On the last day of tournament play, the results have been astounding. So far, Libratus has been able to win$ 1.5 million in chips from the four champions, and there are only hours to go. This is not bad given recent winnings of just over $400,00 for Christian Harder in the Pokerstars Championship Bahamas tournament earlier this month. It is also quite a different outcome than the 2015 tournament where Claudio lost $732,713 in chips after making irrational bets a human wouldn’t make.
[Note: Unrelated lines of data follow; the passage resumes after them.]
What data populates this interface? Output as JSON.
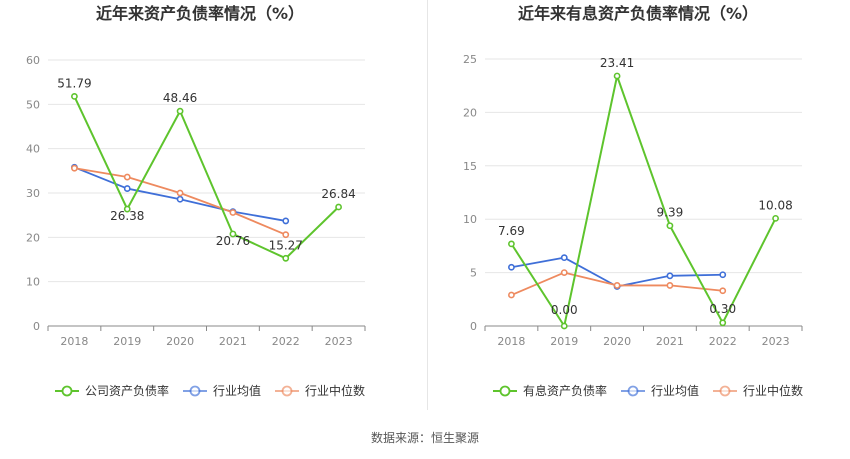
{
  "source_text": "数据来源：恒生聚源",
  "chart_data": [
    {
      "type": "line",
      "title": "近年来资产负债率情况（%）",
      "categories": [
        "2018",
        "2019",
        "2020",
        "2021",
        "2022",
        "2023"
      ],
      "ylim": [
        0,
        60
      ],
      "yticks": [
        0,
        10,
        20,
        30,
        40,
        50,
        60
      ],
      "grid": true,
      "legend_position": "bottom",
      "series": [
        {
          "name": "公司资产负债率",
          "color": "#5ec42d",
          "values": [
            51.79,
            26.38,
            48.46,
            20.76,
            15.27,
            26.84
          ],
          "labels": [
            "51.79",
            "26.38",
            "48.46",
            "20.76",
            "15.27",
            "26.84"
          ]
        },
        {
          "name": "行业均值",
          "color": "#3f6fd8",
          "values": [
            35.8,
            31.0,
            28.6,
            25.8,
            23.7,
            null
          ]
        },
        {
          "name": "行业中位数",
          "color": "#ee8a5f",
          "values": [
            35.6,
            33.6,
            30.0,
            25.6,
            20.6,
            null
          ]
        }
      ]
    },
    {
      "type": "line",
      "title": "近年来有息资产负债率情况（%）",
      "categories": [
        "2018",
        "2019",
        "2020",
        "2021",
        "2022",
        "2023"
      ],
      "ylim": [
        0,
        25
      ],
      "yticks": [
        0,
        5,
        10,
        15,
        20,
        25
      ],
      "grid": true,
      "legend_position": "bottom",
      "series": [
        {
          "name": "有息资产负债率",
          "color": "#5ec42d",
          "values": [
            7.69,
            0.0,
            23.41,
            9.39,
            0.3,
            10.08
          ],
          "labels": [
            "7.69",
            "0.00",
            "23.41",
            "9.39",
            "0.30",
            "10.08"
          ]
        },
        {
          "name": "行业均值",
          "color": "#3f6fd8",
          "values": [
            5.5,
            6.4,
            3.7,
            4.7,
            4.8,
            null
          ]
        },
        {
          "name": "行业中位数",
          "color": "#ee8a5f",
          "values": [
            2.9,
            5.0,
            3.8,
            3.8,
            3.3,
            null
          ]
        }
      ]
    }
  ]
}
As each player started with a bank of zero, the $1.5M is all winnings…or loss from the other four. It’s an amazing amount, and luckily for the four competing against Libratus, not real money. The prize amount is $200,000 to be divided at the end of the tournament. Regardless, a Libratus win against human reasoning would be a huge achievement in artificial intelligence, and a first in poker.

Proven success with the algorithms that fuel Libratus, which are not poker specific, could mean great breakthroughs on any front requiring strategic reasoning with imperfect information. This means advances could be made not only in recreational games, but in business, military and cybersecurity, and medical technology, as well.

At the same time, there could be concerns raised. Is the world ready to pit human intelligence against a machine that has proven skills in reasoning? The answer is obviously not far from being known. At any rate, the undoubted improvement over 2015’s result is quite impressive.